Pak Hoogeng dan Pak Prapto, jelas, teladan dunia hukum negeri ini. Diseberang jauh, dunia baru saja menyaksikan kebesaran Mark Esper, Menteri Pertahanan Donald Trump ini memutuskan hubungan dengan Trump setelah secara terbuka menentang permohonan Insurection Act of 1807, terkait perintah Trump untuk penempatan pasukan aktif di kota-kota Amerika. Esper mengatakan bahwa “Pengawal Nasional paling cocok untuk melakukan dukungan domestik kepada otoritas sipil.”

Saya mengatakan ini tidak hanya sebagai Menteri Pertahanan. Saya mengatakan ini juga sebagai mantan tentara, dan mantan anggota Garda Nasional. Pilihan untuk menggunakan pasukan aktif dalam peran penegakan hukum sebaiknya hanya digunakan sebagai pilihan terakhir, dan hanya dalam dan situasi yang mengerikan. Top markotop Mark Esper.

Kami, kata Esper, tidak berada dalam salah satu situasi itu sekarang. Saya tidak mendukung penerapan Insurrection Act. “Hebat, Esper menemukan langkah-langkah di hari-hari berikutnya untuk lebih menurunkan situasi. Esper mengembalikan pasukan ke pangkalan mereka tanpa memberi tahu Gedung Putih. Dia begitu faham konstitusi. Sehingga dia faham dan tunduk hanya kepada konstitusi, juga prinsip-prinsip demokrasi. Super top Mark Esper.

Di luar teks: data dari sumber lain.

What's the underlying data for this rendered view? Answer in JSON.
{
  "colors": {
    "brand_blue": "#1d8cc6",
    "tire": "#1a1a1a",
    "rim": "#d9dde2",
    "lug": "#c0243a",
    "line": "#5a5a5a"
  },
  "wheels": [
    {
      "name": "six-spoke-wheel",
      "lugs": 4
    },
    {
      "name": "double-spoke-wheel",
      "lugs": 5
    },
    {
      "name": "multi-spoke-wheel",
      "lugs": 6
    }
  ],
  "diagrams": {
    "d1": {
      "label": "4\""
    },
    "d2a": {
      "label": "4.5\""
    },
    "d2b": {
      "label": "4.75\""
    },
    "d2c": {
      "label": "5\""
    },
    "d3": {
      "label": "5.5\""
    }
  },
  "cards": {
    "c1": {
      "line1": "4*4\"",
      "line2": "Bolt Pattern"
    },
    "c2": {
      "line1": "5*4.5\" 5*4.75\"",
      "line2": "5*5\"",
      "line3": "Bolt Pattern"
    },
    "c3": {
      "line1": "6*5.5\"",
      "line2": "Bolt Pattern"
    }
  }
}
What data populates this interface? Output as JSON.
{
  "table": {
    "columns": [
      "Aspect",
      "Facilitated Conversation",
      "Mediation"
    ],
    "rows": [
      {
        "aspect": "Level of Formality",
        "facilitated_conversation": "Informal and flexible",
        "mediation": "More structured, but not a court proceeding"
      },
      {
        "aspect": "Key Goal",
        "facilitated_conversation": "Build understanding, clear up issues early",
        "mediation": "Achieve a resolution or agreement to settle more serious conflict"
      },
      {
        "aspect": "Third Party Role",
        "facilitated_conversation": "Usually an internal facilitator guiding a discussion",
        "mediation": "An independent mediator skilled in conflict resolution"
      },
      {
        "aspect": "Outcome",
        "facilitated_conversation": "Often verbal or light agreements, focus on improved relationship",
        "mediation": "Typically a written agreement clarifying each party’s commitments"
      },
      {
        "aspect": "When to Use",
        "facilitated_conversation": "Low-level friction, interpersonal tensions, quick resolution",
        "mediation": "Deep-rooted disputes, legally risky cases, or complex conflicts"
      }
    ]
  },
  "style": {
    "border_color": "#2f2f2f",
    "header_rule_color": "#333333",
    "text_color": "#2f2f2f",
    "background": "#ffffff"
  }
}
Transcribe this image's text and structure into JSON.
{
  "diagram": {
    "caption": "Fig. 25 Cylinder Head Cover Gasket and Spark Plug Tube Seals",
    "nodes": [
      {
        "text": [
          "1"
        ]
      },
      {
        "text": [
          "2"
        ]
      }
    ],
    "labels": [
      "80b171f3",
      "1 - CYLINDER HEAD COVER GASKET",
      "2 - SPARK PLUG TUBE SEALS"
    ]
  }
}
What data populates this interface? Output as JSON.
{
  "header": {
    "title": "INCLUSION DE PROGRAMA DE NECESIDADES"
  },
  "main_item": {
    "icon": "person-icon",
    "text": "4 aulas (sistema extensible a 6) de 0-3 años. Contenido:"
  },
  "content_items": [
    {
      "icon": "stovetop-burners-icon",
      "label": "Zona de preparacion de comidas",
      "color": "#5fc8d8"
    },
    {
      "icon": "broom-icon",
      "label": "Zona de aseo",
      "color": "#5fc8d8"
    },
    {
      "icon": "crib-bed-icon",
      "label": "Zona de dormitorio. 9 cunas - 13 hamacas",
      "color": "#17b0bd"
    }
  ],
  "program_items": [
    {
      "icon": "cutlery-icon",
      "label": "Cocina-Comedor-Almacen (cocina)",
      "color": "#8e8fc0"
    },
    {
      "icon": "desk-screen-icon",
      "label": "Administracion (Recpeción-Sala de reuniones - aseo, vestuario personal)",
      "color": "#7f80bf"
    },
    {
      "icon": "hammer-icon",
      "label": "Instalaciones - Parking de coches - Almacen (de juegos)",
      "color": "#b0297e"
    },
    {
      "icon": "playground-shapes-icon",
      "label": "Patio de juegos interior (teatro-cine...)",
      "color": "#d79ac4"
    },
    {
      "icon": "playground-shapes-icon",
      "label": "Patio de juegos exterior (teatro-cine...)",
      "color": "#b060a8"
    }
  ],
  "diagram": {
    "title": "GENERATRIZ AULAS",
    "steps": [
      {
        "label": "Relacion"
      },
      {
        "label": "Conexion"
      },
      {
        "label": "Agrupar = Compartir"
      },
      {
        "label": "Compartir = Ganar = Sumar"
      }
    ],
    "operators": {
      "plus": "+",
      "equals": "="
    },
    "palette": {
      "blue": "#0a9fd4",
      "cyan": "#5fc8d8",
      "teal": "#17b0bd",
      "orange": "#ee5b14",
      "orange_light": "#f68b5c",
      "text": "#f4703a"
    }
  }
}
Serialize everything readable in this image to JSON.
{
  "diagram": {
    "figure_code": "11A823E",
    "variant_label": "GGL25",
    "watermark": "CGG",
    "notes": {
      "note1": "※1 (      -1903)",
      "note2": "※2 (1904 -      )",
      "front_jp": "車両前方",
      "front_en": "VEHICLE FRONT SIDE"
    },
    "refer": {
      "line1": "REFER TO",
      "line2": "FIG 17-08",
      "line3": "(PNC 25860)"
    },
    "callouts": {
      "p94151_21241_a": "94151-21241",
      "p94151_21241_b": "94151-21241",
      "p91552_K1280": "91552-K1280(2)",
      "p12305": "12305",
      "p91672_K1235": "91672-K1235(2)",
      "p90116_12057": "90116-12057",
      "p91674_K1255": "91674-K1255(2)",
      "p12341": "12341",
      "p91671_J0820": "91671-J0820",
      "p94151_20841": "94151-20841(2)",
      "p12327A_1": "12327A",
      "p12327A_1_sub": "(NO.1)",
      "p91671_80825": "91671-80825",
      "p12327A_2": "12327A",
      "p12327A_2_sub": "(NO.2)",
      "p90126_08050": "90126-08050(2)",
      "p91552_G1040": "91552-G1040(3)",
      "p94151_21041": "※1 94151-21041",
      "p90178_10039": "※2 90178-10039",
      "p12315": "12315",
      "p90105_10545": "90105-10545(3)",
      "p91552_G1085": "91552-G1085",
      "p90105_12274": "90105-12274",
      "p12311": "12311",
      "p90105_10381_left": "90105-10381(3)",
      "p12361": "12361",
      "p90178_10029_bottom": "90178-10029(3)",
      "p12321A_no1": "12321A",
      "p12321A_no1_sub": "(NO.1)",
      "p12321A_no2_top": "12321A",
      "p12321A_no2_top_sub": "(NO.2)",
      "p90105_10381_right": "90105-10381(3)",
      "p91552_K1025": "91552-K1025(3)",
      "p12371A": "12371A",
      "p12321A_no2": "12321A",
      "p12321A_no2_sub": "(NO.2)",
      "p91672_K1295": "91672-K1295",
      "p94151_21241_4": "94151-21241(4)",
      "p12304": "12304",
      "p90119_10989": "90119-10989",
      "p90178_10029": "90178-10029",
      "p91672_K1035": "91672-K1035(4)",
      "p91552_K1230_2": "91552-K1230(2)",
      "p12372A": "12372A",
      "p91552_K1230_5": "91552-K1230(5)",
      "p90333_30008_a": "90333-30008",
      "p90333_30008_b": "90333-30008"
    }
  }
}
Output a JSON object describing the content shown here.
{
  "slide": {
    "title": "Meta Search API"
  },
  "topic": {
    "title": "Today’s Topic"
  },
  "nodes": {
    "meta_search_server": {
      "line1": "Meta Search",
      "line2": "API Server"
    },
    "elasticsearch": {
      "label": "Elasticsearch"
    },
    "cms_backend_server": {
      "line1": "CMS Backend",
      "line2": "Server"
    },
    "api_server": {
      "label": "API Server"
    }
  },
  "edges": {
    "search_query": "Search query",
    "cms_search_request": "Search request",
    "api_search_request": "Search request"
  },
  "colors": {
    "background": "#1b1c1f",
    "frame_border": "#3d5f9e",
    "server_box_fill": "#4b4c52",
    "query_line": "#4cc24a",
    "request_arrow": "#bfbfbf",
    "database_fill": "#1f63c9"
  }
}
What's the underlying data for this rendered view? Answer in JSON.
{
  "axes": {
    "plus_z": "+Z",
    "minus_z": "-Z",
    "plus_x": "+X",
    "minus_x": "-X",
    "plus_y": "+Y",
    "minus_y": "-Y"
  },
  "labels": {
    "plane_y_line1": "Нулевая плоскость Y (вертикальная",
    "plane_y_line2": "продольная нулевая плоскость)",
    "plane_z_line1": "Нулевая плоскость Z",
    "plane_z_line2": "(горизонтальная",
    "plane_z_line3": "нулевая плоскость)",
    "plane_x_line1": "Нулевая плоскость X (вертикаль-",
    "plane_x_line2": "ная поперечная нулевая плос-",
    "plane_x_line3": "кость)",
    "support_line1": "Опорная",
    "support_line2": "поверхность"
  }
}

Lain Esper, lain pula Jeffrey Rosen, Deputy Attorney General, meninggalkan jabatan yang disandangnya, setelah lebih dari tiga puluh tahun berkarir di kementerian ini. Rosen memutuskan meninggalkan jabatannya, karena satu alasan yang khas konstitutional. Rosen menilai William Barr, Bosnya, telah menggunakan, mendedikasikan kementerian untuk kepentingan politik Trump, bukan untuk konstitusi.

Tragis, William Barr, sang Jaksa Agung, akhirnya juga frustrasi dengan perintah Trump. Karena Trump perintahkan Barr untuk menyediliki kecurangan pemilu, yang ternyata tidak ditemukan, justru membuat Trumph marah. Trumph juga marah, karena Barr dinilai tidak tuntas mengusut Hunter Biden, anak Joe Biden, Presiden terpilih.

Frustrasi dengan perintah Trump yang menyebalkan berbagai kalangan sejauh ini, karena dinilai merusak konstitusi, Barr kehilangan kemampuannya menjadi jongos Trump. Harga dirinya bergerak naik, dan menguat melemahkan energinya melayani administrasi Trumph.

Barr akhirnya menemukan dirinya sebagai laki-laki terhormat. Dia memilih meletakan jabatan itu. Selalu seperti sebelumnya, Trump mempersilahkannya, sembari mengucapkan terima kasih, member pujian politis kepada Bar (Lihat Spectrum News, Com. 23/12/2020).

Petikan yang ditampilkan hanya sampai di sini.